Слава поцеловал маленькое ушко и прошептал в него…

– Когда понадобиться, тогда и появится. Разве непонятно? Может быть не сразу, совсем не сразу, но будет обязательно. Это закон. То, что нужно, само приходит.

Ася потерлась щекой о его плечо и пробормотала.

– Ничего я не понимаю и ни в чем не могу тебя убедить. А почему ты говоришь, что не пишешь больше?

Слава усмехнулся. Ну вот, началось.

– Все очень просто. Одно дело писать для себя – не торопясь, с удовольствием, шлифуя каждое слово, добиваясь каких-то оттенков, которые видны только тебе, и получать от этого самое настоящее творческое, эстетическое удовольствие. Знаешь, такой усталый покой после хорошо сделанной работы?

– Ну? И что?

– Можно за день написать две строчки, но зато какие это будут строчки!! А можно заполнять листы… то есть теперь компьютерную память километрами вялых, тусклых, вымученных текстов. Да еще надо тобой стоят люди и требуют – больше крови, больше экшна, больше напряжения. Не хочу я напряжения, его и так в жизни хватает. Тем более что когда начинаешь гнать строку, теряется сам смысл творчества. Я был бы вполне счастливым человеком, если бы мне нравилось писать детективы. Но мне это не нравиться. Поэтому – и только поэтому – я с этим делом завязал. Вот и все.

– И что, больше писать не будешь?

– Не буду писать детективы. Прошел я уже это. Все. Хватит.

– Вообще ничего писать не будешь?

– Буду. Только для себя. А издавать это не будет никто.

– Почему это? Если ты талантливый, тебя должны издавать.

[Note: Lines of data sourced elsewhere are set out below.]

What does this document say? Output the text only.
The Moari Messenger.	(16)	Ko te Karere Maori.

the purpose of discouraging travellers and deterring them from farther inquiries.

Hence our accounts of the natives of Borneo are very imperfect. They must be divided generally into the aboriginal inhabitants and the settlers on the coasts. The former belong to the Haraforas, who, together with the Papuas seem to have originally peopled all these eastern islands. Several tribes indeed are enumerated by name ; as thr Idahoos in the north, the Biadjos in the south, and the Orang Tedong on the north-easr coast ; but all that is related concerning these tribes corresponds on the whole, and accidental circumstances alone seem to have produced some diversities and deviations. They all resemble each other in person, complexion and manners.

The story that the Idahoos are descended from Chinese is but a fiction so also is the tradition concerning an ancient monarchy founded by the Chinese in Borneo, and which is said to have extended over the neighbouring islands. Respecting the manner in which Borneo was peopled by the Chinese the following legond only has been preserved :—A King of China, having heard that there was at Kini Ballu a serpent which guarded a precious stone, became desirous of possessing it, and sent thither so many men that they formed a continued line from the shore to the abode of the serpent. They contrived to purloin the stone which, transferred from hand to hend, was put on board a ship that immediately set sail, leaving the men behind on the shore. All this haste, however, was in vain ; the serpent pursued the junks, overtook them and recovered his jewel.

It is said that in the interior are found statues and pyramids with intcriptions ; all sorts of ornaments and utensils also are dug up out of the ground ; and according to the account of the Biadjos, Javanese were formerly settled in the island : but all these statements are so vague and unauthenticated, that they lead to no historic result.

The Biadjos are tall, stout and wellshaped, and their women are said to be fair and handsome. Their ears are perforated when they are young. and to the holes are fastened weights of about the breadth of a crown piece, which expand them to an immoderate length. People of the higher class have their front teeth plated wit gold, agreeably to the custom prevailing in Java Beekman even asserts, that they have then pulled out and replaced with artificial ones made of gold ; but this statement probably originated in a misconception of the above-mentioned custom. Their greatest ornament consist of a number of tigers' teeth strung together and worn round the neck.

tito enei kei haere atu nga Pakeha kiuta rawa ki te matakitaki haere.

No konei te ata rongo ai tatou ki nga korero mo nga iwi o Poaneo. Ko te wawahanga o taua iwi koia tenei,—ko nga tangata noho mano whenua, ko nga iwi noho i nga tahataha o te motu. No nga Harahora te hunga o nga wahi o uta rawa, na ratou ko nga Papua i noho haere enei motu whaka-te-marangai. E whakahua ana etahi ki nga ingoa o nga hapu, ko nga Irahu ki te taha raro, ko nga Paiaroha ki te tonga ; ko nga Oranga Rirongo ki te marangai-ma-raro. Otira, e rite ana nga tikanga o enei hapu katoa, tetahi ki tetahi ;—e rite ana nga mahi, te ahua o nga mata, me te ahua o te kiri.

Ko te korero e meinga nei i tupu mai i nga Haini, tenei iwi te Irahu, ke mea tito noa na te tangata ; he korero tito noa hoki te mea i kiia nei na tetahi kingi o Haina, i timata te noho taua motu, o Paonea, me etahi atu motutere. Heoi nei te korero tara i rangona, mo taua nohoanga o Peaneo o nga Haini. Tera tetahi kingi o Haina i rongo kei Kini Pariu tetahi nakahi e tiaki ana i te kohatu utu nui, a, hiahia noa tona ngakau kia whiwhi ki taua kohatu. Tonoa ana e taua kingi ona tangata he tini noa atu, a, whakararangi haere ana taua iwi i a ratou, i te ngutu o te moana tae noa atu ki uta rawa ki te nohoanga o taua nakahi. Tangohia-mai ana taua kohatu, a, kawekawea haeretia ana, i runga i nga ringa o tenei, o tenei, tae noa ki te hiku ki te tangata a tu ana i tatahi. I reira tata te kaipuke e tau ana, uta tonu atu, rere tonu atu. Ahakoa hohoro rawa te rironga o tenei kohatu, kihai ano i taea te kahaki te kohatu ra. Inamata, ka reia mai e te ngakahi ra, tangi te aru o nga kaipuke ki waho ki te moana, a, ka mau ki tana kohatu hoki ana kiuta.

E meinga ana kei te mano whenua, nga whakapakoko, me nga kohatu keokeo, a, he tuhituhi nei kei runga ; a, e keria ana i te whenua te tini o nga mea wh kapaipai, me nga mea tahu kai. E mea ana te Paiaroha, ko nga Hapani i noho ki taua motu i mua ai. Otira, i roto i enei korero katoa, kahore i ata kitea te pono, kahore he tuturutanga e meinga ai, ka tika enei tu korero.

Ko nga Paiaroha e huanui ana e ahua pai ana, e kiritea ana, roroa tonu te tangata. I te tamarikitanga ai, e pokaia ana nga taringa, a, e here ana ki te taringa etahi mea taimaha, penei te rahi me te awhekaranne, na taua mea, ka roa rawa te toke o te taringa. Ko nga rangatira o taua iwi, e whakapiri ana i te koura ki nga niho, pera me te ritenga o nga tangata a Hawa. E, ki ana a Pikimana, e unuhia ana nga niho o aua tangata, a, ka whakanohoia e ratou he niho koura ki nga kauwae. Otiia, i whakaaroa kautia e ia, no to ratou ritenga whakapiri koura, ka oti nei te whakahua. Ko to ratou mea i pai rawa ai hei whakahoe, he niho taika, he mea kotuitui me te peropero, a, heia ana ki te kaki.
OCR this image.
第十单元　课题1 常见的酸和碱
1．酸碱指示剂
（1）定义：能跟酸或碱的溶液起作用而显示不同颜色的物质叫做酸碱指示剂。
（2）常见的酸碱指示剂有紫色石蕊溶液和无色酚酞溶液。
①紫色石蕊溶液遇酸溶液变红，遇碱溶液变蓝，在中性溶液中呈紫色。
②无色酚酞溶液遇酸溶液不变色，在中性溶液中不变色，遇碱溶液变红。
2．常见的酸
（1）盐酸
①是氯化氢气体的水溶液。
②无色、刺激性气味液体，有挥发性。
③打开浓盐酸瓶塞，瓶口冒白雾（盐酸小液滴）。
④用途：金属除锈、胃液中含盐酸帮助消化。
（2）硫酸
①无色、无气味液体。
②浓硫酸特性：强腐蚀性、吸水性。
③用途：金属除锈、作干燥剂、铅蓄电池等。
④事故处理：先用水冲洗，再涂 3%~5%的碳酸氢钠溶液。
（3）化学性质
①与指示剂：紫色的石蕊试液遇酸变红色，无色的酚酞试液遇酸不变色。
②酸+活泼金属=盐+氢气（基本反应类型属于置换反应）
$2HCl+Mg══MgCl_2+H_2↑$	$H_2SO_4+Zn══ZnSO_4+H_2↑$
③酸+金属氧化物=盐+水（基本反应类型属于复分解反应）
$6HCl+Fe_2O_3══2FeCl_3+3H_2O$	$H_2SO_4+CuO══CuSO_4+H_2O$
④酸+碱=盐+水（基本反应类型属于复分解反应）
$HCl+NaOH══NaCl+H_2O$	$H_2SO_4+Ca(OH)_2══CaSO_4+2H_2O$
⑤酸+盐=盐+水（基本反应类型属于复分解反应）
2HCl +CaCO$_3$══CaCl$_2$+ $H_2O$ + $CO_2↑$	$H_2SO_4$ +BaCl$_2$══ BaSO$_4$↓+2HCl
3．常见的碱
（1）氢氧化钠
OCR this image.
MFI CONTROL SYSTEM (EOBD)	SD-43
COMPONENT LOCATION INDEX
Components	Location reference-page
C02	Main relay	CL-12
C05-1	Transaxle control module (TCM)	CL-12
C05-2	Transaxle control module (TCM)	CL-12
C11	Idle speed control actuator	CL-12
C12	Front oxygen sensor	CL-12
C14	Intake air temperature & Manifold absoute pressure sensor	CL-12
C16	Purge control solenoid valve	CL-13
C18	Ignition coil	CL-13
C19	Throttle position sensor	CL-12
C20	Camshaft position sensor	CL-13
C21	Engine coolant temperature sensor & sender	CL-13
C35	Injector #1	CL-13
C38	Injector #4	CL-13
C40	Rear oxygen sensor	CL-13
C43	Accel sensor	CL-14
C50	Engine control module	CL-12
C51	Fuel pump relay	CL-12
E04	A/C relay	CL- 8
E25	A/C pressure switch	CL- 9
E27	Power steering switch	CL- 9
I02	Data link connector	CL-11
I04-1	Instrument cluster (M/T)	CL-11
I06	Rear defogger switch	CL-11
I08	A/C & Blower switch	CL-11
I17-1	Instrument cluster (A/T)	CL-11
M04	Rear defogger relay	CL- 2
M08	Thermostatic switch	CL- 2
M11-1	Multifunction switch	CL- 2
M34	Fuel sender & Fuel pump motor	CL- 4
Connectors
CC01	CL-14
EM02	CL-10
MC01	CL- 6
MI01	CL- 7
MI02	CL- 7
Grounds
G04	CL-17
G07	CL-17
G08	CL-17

– Какая-то ты наивная. Дело не в таланте. Дело в прибыли. Нужно либо вливаться в существующую тему – фэнтези, детективы, любовный роман – либо открывать свое направление – вот, к примеру, иронический детектив. А если ты просто пишешь хорошую… даже гениальную прозу – никто с тобой даже связываться не захочет. Кто просто так решит потратить деньги? Даже зажравшиеся олигархи предпочитают сливать бабки на блядей, а не вкладывать в книги. Все очень просто.

– А ты бы мог раскрутиться… как автор детективов… а потом писать то, что тебе самому нравится. Ведь мог бы? – с надеждой спросила Ася.

– В принципе, конечно, мог бы. Тут другой момент – тоже, не очень приятный. Знаешь, что актеры иногда становятся заложниками одной самой удачной роли? Так вот если я раскручусь как автор детективов, то ничего другого от меня ждать не будут. Сформируется определенный круг, который будет знать Гронского. Именно детективы Вячеслава Гронского. Я ж тебе уже говорил – если бы мне нравилось делать их, я бы писал в полной гармонии с собой. Видишь – не судьба.

И потом… даже если, допустим, я бы и раскрутился как детективщик, участвовать в этой гламурной свистопляске… со всей скоробогатенькой нечистью… противно. Лучше спокойно сажать капусту и писать – когда захочется, и никак иначе.

Ася склонила голову и посмотрела на него с подозрительным прищуром.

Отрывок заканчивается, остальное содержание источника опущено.